Anayasa’nın 48. maddesinde, herkesin dilediği alanda çalışma ve sözleşme özgürlüğüne sahip olduğu hüküm altına alınmıştır. Çalışma hakkı, bireye tanınması gereken temel haklardan biri olup, kamu hak ve özgürlükleri arasında yer almaktadır. Bu hakkın herkese tanınmış olması, yabancılar ile vatandaşlar arasında bir ayrım yapılmadığı şeklinde yorumlanmaktadır. Ancak, yabancılara bu hakkın tanınması sınırsız ve mutlak bir özgürlük değildir. Anayasa’nın 16. maddesine göre, temel hak ve özgürlükler yabancılar için uluslararası hukuka uygun olarak kanunla sınırlandırılabilir. Türkiye’de yabancıların çalışması izne tabidir. Bu nedenle, çalışmak isteyen yabancıların çalışma izni alması zorunludur. Çalışma izni ise genel olarak Çalışma ve Sosyal Güvenlik Bakanlığı tarafından verilmektedir. Çalışma izni almadan çalışan yabancılar sınır dışı edilecekler kapsamına dahil edilerek izinsiz ve kayıt dışı çalışmanın önüne geçilmesi amaçlanmaktadır. Çalışma iznini amacına aykırı kullandığı tespit edilen yabancıların da bu sınır dışı edilme sebebi çerçevesinde değerlendirileceği unutulmamalıdır.

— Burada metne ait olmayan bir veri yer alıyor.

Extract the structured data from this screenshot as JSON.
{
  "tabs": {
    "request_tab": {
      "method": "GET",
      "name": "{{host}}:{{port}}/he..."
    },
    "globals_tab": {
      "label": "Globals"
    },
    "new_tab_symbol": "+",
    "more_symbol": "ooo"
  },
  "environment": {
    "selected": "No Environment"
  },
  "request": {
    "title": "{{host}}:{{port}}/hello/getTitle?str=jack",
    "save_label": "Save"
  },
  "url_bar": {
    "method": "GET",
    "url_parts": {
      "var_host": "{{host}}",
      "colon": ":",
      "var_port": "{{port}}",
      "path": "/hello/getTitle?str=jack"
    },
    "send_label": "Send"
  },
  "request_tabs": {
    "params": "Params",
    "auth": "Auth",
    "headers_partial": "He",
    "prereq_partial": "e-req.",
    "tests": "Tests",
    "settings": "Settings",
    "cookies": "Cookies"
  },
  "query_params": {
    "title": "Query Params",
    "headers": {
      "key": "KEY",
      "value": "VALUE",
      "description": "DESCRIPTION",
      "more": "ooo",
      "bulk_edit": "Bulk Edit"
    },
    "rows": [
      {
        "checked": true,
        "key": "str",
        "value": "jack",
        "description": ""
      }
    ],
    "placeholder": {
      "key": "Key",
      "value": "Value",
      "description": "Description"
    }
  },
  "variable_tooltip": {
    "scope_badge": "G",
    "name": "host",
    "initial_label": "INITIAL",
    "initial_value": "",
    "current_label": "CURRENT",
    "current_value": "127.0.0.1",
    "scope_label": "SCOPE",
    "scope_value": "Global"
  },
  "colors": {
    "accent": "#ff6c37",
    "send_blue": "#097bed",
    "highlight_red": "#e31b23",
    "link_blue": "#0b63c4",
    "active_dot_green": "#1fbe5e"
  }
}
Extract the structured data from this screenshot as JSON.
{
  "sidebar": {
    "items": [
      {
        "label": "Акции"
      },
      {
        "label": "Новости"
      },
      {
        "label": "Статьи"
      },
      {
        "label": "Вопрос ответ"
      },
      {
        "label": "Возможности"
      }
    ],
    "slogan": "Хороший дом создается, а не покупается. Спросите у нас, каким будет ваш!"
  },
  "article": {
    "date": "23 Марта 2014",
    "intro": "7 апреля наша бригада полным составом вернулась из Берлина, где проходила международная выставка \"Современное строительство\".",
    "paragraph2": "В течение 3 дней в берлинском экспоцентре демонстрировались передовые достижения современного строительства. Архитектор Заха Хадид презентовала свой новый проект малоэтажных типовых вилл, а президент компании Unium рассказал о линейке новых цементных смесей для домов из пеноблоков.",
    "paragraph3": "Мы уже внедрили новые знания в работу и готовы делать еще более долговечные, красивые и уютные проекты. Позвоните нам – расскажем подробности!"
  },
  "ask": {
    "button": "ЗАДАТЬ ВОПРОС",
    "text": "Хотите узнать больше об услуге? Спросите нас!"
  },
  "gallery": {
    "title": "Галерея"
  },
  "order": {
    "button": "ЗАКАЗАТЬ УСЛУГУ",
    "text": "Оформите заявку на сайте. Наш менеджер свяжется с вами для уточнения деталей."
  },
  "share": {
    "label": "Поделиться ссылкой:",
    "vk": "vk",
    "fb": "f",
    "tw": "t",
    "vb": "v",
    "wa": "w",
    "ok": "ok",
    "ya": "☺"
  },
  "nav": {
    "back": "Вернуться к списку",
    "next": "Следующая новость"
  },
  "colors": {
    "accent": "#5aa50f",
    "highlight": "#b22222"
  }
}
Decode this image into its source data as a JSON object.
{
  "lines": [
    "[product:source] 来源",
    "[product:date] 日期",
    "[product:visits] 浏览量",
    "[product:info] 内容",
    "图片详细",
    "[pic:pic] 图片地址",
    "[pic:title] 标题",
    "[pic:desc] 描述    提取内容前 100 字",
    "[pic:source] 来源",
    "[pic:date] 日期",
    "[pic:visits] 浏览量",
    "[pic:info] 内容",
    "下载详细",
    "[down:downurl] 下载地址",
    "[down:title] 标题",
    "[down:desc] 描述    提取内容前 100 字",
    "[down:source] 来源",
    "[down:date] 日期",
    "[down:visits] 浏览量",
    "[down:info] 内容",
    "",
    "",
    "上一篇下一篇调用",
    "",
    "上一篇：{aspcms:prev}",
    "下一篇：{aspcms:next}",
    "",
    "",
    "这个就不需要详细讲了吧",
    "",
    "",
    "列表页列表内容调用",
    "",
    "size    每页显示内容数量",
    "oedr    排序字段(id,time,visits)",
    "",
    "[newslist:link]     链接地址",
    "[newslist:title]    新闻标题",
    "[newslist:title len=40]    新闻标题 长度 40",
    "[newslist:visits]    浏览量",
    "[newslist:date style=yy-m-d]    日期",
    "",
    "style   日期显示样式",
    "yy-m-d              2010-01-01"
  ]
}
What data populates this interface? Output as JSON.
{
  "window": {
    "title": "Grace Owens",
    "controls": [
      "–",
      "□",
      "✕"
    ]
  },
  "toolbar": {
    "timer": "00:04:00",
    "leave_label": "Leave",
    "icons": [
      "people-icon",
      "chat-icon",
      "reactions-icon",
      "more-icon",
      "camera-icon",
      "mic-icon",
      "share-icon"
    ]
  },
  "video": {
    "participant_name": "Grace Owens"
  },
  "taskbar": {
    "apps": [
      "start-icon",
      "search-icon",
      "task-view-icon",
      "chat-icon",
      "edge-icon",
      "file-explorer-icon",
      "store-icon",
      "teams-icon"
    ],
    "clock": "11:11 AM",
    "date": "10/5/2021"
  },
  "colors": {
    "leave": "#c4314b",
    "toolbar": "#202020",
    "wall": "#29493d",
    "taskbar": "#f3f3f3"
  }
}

10. Türkiye’ye Yasal Giriş veya Türkiye’den Yasal Çıkış Hükümlerini İhlal Edenler ya da Bu Hükümleri İhlale Teşebbüs Edenler

Yabancılar ve Uluslararası Koruma Kanunu’nun “Türkiye’ye giriş ve Türkiye’den çıkış” başlıklı maddesinde Türkiye’ye giriş ve Türkiye’den çıkış, sınır kapılarından, geçerli pasaport veya pasaport yerine geçen belgelerle yapılacağı ve “İdari Para Cezası” başlıklı maddesinde Türkiye’ye yasa dışı giren veya Türkiye’yi yasa dışı terk eden ya da buna teşebbüs eden yabancılar hakkında iki bin Türk Lirası idari para cezası uygulanacağı düzenleme altına alınmakla beraber ardından sınır dışı edileceği düzenlenmektedir.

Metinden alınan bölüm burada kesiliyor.